We initiated the current study with the simple goal of generating some monoclonal antibodies (mAbs) against VACV as reagents for studying VACV biology. In the end, 66 mAbs against 11 different VACV antigens were developed from a single immunized mouse. To our knowledge, it is the first time since 1980s that such a large number of mAbs against such a diverse group of VACV proteins have been reported. Several reports published decades ago had described a large number of mAbs against VACV (Ichihashi and Oie, 1988
; Wilton et al., 1986
). However, the antigenic targets of these mAbs were largely unknown, and the mAbs are no longer available. Ten years ago, a panel of VACV-specific mAbs were generated by Alan Schmaljohn’s group (Hooper et al., 2000
), but, unfortunately, they have never been fully described in a publication. Nevertheless, some of the mAbs, including a neutralizing antibody against L1, were made available to a few groups and have been very useful in a number of studies (Lustig et al., 2005
). More recently, multiple mAbs against recombinant L1 and B5 proteins were generated from recombinant proteins by Cohen, Eisenberg and co-workers (Aldaz-Carroll et al., 2005a
; Aldaz-Carroll et al., 2005b
), and these mAbs have been very usefully in studies of MV and EV neutralization. Here, we report for the first time mAbs against A14, A10 and D13, which are all proteins playing critical role in VACV morphogenesis. The mAbs we generated in this study target nonstructural proteins (WR148, D13L, C3) as well as structural proteins in the virion core (A10) or on the membranes of MV (D8, H3, A14) or EV (B5, A33, F13, A56). Collectively, they make up an excellent molecular “toolkit” for studying the life cycle of VACV.
We are pleasantly surprised with the number and the diversity of the antibodies that we obtained from a single immunized mouse. This success could perhaps be attributed to our immunization and screening methodology. The mouse was initially infected with a live attenuated VACV, which elicited an immune response that was strong enough to protect against a subsequent high dose VACV challenge. The mouse was finally given an intravenous dose of UV-inactivated VACV three days before the harvest of the spleen. This immunization scheme resulted in high titer of serum antibody against VACV and ultimately led to a large number of hybridomas that are specific for VACV. For screening the hybridomas, we performed immunofluorescence assay of cells infected with VACV at low MOI. This method was more labor-intensive than other commonly used methods such as ELISA, but we found it to be highly specific and very sensitive. In our hands, ELISA with infected cell lysate has a high percentage of false positive, while ELISA with purified virus appears to only detect antibody against major virion membrane proteins. In contrast, immunofluorescence of infected and uninfected cells in the same slide unambiguously identified hybridomas that are specific for VACV. In addition, cellular localization of the target proteins showed by immunofluorescence aided subsequent target identification.

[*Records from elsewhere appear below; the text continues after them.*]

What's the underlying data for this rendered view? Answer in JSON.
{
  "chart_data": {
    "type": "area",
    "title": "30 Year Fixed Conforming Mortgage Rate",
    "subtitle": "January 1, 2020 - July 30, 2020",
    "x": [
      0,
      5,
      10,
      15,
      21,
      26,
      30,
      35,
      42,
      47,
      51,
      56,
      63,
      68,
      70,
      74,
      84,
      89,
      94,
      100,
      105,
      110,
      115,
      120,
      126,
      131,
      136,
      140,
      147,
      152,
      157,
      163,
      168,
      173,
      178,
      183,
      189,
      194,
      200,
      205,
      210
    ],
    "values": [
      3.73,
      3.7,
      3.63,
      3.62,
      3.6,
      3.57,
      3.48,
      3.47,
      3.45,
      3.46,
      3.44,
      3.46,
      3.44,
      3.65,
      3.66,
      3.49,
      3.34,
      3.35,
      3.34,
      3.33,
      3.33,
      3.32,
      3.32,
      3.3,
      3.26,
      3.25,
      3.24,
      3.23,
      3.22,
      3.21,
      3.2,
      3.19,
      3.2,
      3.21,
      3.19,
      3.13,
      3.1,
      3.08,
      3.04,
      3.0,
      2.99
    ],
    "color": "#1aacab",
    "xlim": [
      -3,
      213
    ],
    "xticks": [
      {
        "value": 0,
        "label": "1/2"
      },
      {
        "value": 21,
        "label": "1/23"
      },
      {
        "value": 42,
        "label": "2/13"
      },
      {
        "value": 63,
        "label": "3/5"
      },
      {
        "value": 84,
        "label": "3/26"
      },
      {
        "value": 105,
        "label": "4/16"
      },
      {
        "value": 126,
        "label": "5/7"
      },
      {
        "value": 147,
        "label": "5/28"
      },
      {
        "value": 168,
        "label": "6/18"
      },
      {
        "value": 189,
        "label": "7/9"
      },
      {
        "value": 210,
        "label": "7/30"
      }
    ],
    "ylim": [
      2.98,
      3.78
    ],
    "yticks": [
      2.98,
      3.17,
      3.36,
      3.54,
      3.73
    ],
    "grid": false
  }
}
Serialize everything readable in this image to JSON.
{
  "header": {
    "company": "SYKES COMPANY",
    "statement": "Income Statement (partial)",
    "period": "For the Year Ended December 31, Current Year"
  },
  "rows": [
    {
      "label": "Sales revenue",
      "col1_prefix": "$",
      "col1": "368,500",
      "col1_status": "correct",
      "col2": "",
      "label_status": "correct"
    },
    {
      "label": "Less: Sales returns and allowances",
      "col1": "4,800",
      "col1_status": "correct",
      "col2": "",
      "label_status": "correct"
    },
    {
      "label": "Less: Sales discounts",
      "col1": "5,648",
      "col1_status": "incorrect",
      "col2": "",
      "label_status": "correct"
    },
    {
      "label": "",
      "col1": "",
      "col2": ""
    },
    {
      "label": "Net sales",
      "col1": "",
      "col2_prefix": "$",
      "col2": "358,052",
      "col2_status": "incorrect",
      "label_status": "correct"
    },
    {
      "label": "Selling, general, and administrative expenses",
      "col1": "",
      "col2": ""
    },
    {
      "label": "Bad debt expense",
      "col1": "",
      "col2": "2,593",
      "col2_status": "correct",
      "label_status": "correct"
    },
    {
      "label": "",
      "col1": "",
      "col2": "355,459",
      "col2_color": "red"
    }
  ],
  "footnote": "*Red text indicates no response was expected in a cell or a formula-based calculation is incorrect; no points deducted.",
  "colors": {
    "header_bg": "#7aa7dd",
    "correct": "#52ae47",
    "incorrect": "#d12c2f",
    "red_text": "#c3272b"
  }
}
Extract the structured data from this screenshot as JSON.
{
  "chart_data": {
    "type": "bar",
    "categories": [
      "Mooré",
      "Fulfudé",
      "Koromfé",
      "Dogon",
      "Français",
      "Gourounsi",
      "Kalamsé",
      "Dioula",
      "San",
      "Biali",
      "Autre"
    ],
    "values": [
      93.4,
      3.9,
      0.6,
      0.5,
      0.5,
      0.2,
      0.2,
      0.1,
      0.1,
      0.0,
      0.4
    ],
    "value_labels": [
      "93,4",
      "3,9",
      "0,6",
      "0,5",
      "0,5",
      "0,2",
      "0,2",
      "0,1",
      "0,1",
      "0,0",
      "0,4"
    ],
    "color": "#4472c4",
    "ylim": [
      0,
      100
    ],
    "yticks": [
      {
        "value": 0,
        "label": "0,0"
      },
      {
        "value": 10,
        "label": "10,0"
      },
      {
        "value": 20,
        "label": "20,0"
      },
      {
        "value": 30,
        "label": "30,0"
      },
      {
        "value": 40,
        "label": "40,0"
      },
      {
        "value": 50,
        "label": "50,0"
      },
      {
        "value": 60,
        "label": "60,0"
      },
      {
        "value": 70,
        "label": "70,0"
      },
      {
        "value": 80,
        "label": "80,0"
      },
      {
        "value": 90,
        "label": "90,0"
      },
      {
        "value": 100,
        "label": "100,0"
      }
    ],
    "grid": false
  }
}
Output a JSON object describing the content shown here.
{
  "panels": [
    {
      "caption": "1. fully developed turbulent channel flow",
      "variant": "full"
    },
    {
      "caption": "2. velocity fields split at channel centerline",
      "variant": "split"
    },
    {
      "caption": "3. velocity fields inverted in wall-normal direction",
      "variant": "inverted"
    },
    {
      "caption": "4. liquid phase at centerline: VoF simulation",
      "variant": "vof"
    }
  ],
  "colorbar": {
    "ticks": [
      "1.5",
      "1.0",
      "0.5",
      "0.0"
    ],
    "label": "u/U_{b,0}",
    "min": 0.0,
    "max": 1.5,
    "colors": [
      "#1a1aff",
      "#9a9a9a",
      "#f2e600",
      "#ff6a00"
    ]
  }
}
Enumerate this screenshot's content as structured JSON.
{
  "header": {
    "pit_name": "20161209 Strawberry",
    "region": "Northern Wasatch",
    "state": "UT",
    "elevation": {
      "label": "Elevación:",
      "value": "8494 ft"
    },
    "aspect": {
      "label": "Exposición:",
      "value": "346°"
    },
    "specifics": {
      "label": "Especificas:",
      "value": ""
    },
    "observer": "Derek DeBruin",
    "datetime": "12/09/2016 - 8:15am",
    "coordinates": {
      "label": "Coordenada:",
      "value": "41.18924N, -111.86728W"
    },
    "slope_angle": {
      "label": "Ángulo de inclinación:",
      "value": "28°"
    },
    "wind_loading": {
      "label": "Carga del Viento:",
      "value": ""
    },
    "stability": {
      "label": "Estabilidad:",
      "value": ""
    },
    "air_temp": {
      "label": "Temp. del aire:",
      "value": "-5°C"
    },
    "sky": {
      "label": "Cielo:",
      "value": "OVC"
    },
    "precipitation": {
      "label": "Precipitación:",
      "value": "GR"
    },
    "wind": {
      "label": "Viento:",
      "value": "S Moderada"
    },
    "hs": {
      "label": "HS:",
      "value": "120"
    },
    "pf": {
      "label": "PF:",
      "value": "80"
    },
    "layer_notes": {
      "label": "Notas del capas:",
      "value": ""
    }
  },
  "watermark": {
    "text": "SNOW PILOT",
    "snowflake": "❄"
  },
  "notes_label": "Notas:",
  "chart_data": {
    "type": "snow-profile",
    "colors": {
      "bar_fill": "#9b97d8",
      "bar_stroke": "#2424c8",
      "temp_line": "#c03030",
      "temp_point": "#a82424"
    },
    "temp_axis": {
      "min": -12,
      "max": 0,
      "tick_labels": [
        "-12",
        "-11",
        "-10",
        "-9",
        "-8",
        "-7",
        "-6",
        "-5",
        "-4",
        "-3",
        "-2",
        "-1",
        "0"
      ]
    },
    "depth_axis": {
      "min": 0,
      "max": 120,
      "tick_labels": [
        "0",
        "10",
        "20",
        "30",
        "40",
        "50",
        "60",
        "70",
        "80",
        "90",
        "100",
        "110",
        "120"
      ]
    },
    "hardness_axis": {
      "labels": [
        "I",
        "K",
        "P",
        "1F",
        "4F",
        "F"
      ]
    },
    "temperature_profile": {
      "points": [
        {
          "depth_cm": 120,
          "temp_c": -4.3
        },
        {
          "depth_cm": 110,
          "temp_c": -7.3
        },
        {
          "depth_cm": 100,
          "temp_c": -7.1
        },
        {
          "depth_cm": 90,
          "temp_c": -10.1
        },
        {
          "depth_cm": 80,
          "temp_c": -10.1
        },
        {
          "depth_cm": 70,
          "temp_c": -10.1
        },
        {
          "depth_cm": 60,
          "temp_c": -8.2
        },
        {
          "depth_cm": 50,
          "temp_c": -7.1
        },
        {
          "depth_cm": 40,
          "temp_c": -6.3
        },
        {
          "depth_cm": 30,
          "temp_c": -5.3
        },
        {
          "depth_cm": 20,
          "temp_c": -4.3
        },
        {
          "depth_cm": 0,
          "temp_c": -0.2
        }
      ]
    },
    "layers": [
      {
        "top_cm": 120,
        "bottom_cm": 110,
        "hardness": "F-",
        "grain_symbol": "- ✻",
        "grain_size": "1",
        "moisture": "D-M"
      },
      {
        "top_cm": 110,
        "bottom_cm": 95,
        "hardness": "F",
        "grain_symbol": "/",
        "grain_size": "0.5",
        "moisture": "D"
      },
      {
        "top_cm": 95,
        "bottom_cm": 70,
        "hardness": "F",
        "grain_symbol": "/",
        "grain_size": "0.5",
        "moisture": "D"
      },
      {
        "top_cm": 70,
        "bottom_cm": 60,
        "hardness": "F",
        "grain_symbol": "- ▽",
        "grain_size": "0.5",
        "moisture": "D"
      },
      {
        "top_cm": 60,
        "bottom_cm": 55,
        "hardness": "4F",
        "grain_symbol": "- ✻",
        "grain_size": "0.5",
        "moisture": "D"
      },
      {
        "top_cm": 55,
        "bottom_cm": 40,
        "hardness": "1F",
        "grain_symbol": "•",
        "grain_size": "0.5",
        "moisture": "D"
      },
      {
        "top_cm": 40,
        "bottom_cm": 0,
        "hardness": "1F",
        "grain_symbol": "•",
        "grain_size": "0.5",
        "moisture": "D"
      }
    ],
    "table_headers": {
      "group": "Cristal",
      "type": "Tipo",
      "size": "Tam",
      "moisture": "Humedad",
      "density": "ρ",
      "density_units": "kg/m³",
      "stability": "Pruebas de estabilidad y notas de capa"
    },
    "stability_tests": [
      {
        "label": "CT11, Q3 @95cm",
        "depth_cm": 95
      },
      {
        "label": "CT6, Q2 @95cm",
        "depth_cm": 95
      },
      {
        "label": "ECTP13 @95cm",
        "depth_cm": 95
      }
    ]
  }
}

Although the immunization protocol that we used here differed from the practice of smallpox vaccination, the spectrum of mAbs that we generated matches nicely with the profile of polyclonal antibody response to smallpox vaccination (Davies et al., 2005a
; Davies et al., 2007
). A proteome array of recombinant VACV proteins consistently detected polyclonal antibodies to around 25 VACV proteins (Davies et al., 2007
), against 10 of which we have found hybridomas in this study. For some VACV proteins that elicited strong polyclonal antibody responses, including D8, A14, WR148 and D13, we found multiple clones of hybridomas against the same protein. Therefore, the spectrum of the hybridomas, which was generated and detected with native VACV proteins, largely supports the polyclonal antibody profiling done with recombinant proteins produced with a prokaryotic system. There are some major targets of polyclonal antibodies, against which we did not find any hybridoma in this study. This may be due partly to inherent limits in hybridoma generation and partly to differences in antibody response to VACV in individual hosts. It was shown that smallpox vaccination in humans could result in different repertoire of antibody responses (Benhnia et al., 2008
). On the other hand, we found 2 hybridomas against C3, which was not detected by the proteomic array as a polyclonal antibody target. C3 is the VACV complement control protein (VCP), which is secreted by infected cells and inhibits both the classical and the alternative pathways of complement activation (Kotwal and Moss, 1988
). Recently, two studies showed that C3 is a target of vaccinia immune globulin (VIG) (Adamo et al., 2009
; Liszewski et al., 2009
), which was harvested from individuals vaccinated with smallpox vaccine. It is possible that the proteome array failed to detect antibody response to C3 because the C3 antibodies elicited by VACV only recognize native C3, which forms intramolecular disulfide bonds in eukaryotic cells (Liszewski et al., 2006
). In addition to the advantage of detecting additional antibody response to native VACV proteins, our generation of hybridomas resulted in monoclonal antibodies against a variety of VACV antigens, which could be used to map B cell epitopes in smallpox vaccine that contribute to immune protection.